What follows is an essay related to my presentation "SLA and Budo (Martial Arts): Extended, embodied cognition and practical implications for ELT" on July 8, 2012 at JALT Matsuyama. The presentation is a revised version of my JALT Hiroshima Talk "Comparing Foreign Language Communication to Budo (Martial Arts)"; Arguments of "Movement of Budo (martial arts) and Luhmann's systems theory" are added). The slides and handout for JALT Matsuyama talk is available below:
Zen master Takuan left a verse on mind:
A literal translation would be as follows:
Mind is the mind that confuses mind
Do not let mind mind mind
Apparently, this is meant to be deliberately bewildering to read (Advise that implanted deconstruction in itself, as is often the case with Zen master's writings).
To clarify, I introduce the distinction between conscious mind and nonconscious mind. (For consciousness and nonconsciousness, please see my post on Damasio).
Conscious mind is the mind that confuses nonconscious mind
Do not let conscious mind mind nonconscious mind
This advice is quite valid from neuroscientific understanding that most of what we do is the result of nonconscious mind and that consciousness is what emerges out of nonconsciousness when nonconsciousness find a situation difficult to deal with.

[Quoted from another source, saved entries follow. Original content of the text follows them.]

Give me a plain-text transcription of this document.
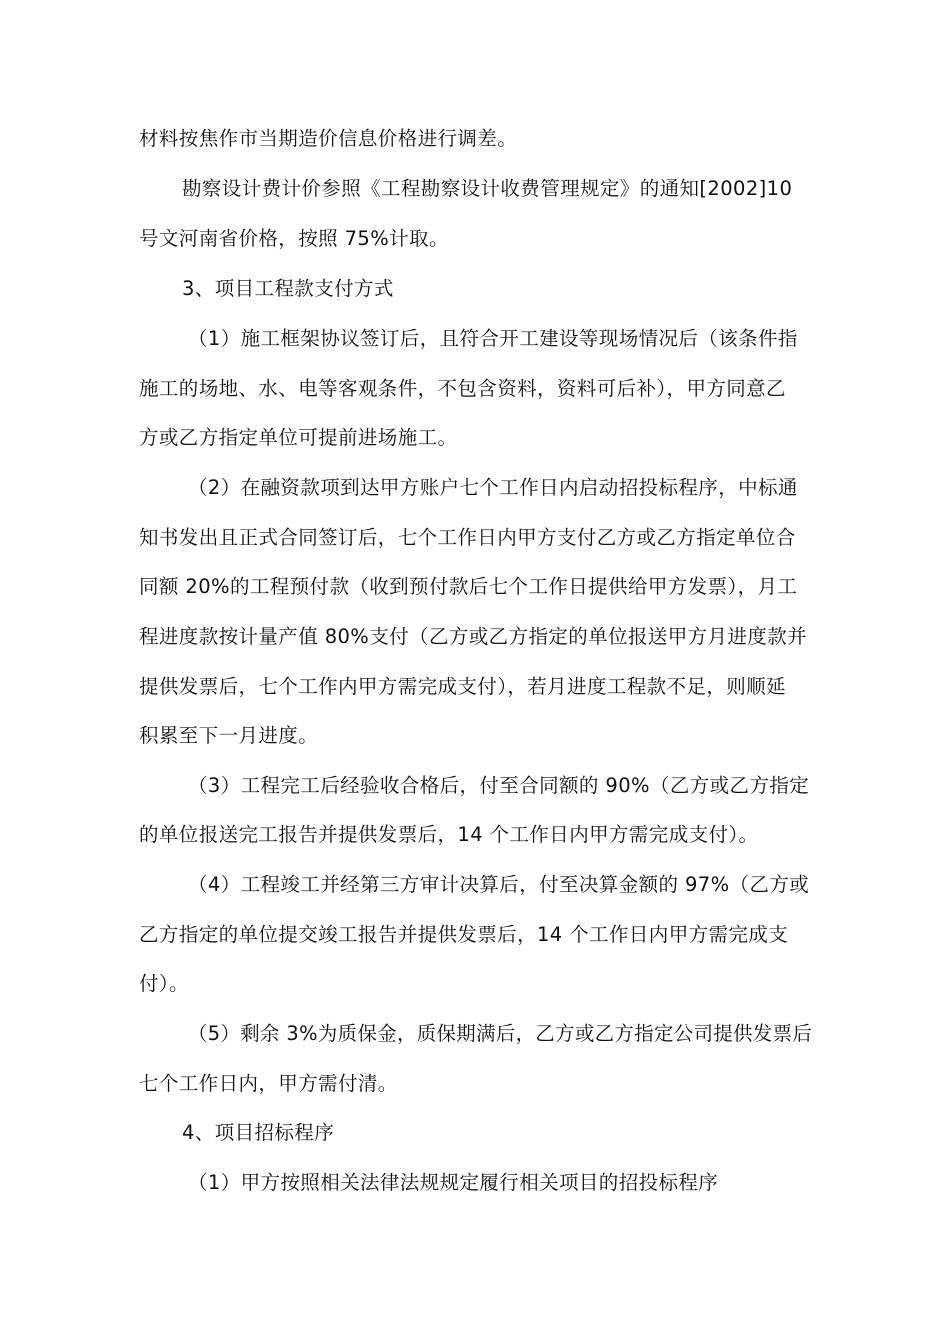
材料按焦作市当期造价信息价格进行调差。
勘察设计费计价参照《工程勘察设计收费管理规定》的通知[2002]10
号文河南省价格，按照 75%计取。
3、项目工程款支付方式
（1）施工框架协议签订后，且符合开工建设等现场情况后（该条件指
施工的场地、水、电等客观条件，不包含资料，资料可后补），甲方同意乙
方或乙方指定单位可提前进场施工。
（2）在融资款项到达甲方账户七个工作日内启动招投标程序，中标通
知书发出且正式合同签订后，七个工作日内甲方支付乙方或乙方指定单位合
同额 20%的工程预付款（收到预付款后七个工作日提供给甲方发票），月工
程进度款按计量产值 80%支付（乙方或乙方指定的单位报送甲方月进度款并
提供发票后，七个工作内甲方需完成支付），若月进度工程款不足，则顺延
积累至下一月进度。
（3）工程完工后经验收合格后，付至合同额的 90%（乙方或乙方指定
的单位报送完工报告并提供发票后，14 个工作日内甲方需完成支付）。
（4）工程竣工并经第三方审计决算后，付至决算金额的 97%（乙方或
乙方指定的单位提交竣工报告并提供发票后，14 个工作日内甲方需完成支
付）。
（5）剩余 3%为质保金，质保期满后，乙方或乙方指定公司提供发票后
七个工作日内，甲方需付清。
4、项目招标程序
（1）甲方按照相关法律法规规定履行相关项目的招投标程序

However, consciousness can be divided into two types: core consciousness and extended consciousness. Takuan's verse is particularly true with extended consciousness, which is beyond 'here and now' that the subject is experiencing. Core consciousness, on the other hand, is the awareness that the subject is feeling emotions, and it may be a good interface between the world and the body.
Many Budo writings say negative functions of extended consciousness in performance. But some also say that even core consciousness works negatively when it is fixated on a particular object.
Here are some examples. (To see the sources, please see the slides above)
"An arrow shooter shoots precisely when he is not conscious of shooting and shoots with an everyday mind."
" The man of the Way is like a mirror, and he contains nothing in his body-mind and is clear; his mind is empty but lacks nothing. "
"If your mind loses its balance by thinking, you hear but not listen, and look but not see. It is because you have an object in your mind. The object is an object to think about. If the object leaves, then your mind becomes the empty mind and fulfills its purpose when necessary."
"If your mind loses its balance by thinking, you hear but not listen, and look but not see. It is because you have an object in your mind. The object is an object to think about. If the object leaves, then your mind becomes the empty mind and fulfills its purpose when necessary. However, if your learned problems go away from you mind, you unlearn everything you have learned, and when you do the skill, your performance will be fluent. Your performance is not against what you have learned, and it accords with what you have learned without you being consciousness of it."
From these arguments, we may argue as follows:
(1) You don't need extended consciousness to perform well.
(2) You may not even need too much core consciousness, for it is just an alert system for irregular patterns.
(3) Nonconsciousness creates core consciousness to help itself to perform in a difficult situation.
(4) Core consciousness invites (from autobiographical memory) extended consciousness to help itself in a very difficult situation.
To describe what is being taught to us (the content of instruction), I further introduce the concept of imported extended consciousness. Imported extended consciousness is different from ordinary consciousness because it does not emerge from the mind/body of the subject; it is given from outside in the form of instruction by a teacher, for example.
Then we may argue as follows:
(5) Consciousness, either core or extended, does NOT create nonconsciousness, particularly imported extended consciousness!
(6) Put your imported extended consciousness aside when you perform.
(7) Imported extended consciousness is only helpful for reflective deliberation.
In a Japanese book on pedagogical grammar to which I contributed one chapter, I made a distinction between embodied grammar (grammar that constitutes language in the mind/body of a language user) and articulated grammar (linguistically expressed meta-description of embodied grammar). I argued that pedagogical grammar is to be designed as a device to help the nonconcious mind/body of language learners to develop embodied grammar of the target language in it. It seems that this argument of mine is quite congruent with the Budo sayings above.
My general belief is that the wisdom of Budo meets science and post-modernism. I hope I can further explore the old tradition of my country from new perspectives.